In April the allergy prone would like to send a massive taser jolt through the desert so not one more grain of pollen would present itself. The rest of the time, ho hum. Until you talk about water conservation.
How thirsty are they? There are multiple examples these days of ranchers selectively thinning the trees and finding, within a year, that springs that had dried up have returned.
According to Bruce Hemenway, "on average then, a 10 foot tall juniper tree will consume between 40 and 70 gallons of water a day." Left on their own they'll spread to about 50 trees per acre, he says. If they average 25 feet tall, then the water consumption, trees alone, not other vegetation, would be 5000 to 8750 gallons of water per day, every day of the year.

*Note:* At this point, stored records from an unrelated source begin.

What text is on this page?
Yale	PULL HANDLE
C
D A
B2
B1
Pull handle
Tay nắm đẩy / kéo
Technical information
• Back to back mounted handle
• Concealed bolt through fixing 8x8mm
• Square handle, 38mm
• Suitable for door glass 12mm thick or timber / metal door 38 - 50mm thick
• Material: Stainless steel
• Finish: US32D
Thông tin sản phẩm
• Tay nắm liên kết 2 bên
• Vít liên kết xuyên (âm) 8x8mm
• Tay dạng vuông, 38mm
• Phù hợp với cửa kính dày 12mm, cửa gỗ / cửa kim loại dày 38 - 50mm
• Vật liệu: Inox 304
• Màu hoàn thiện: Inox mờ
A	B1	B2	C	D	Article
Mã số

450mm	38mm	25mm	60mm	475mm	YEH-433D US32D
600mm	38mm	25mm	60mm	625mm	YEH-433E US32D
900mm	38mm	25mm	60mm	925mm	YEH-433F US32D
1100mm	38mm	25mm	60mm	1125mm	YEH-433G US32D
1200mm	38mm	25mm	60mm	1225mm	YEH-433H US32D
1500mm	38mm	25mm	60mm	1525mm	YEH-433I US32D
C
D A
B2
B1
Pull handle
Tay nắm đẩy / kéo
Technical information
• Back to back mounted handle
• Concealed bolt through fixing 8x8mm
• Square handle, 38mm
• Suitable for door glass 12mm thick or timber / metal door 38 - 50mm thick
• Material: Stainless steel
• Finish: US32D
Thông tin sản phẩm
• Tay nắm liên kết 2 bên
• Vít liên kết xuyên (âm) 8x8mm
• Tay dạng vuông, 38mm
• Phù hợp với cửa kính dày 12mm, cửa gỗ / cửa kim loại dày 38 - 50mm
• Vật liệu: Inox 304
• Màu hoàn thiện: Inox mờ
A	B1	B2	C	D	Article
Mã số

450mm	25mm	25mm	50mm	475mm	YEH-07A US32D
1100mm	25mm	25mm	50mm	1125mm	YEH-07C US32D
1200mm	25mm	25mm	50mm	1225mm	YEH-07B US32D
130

But there can be great beauty in the wood. I found and squirreled away two pieces which were clearly from the same tree and one day they spoke: front of a bass. That was several months ago.
Patrick, New York State, has purchased this Barker Brio. It is a stunning beauty and sounds very clean and punchy. I could own that bass, but Patrick does.
One strives, as a luthier (or, as I prefer, instrument maker) to incorporate some standardization in production so that "the sound" of your instrument is predictable in all of them. Sure, there are surprises, but every now and then all the measurements come out right and the result is a bass that sings.
This one makes a visual statement as compelling as its voice. One of a kind.